Wednesday, September 17, 2008

Disenchantment with Attachment

A great philosopher once said, "Expectations are suicidal". I think along with that attachment is more suicidal. Well i know the following space will be filled with disjointed thoughts and random musings but i guess it's a reflection of my current state of mind.

Every morning when one wakes up the feeling of being alive is phenomenal. Cynics may frown and wonder,"Why? What on earth is so beautiful about waking up every morning and getting badgered by the day?"
Well, a positive mind like mine, at this point, may like to philosophize and say,"Since you are alive, you may change, can do a lot more to alter the day, to alter your life, iron out glitches, weed ill thoughts, wipe out people who affect you in a negative way, anything positive anything that can bring a much more than smile on your face, make you happy, cos it's fair to be a tad selfish, who isn't?"

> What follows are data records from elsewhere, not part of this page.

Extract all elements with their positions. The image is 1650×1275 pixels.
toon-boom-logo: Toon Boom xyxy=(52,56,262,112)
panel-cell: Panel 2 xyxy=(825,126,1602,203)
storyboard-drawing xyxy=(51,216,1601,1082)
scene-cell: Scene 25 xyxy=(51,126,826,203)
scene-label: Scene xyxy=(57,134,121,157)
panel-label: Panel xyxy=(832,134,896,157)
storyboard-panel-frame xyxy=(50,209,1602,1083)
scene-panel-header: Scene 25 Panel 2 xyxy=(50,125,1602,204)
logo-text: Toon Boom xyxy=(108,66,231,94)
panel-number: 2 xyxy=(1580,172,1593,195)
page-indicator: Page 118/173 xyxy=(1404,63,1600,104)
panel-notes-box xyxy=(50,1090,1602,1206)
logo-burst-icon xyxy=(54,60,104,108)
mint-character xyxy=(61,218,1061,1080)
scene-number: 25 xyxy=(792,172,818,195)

The best way to cope with anything that someone near to you says that ruffles your sanity, peace of mind is to remind yourself that this moment when we are feeling sad, low, disgruntled, angry and dejected, the next moment none of it would be there cos death is not only inevitable but also fiercely unexpected. So when one dies nothing is left. Nothing at all.

So what i choose to do is to remain detached and if it helps me, after a lot of effort if i have been able to acquire it, then it should help others. And after sometime the efforts would be effortless.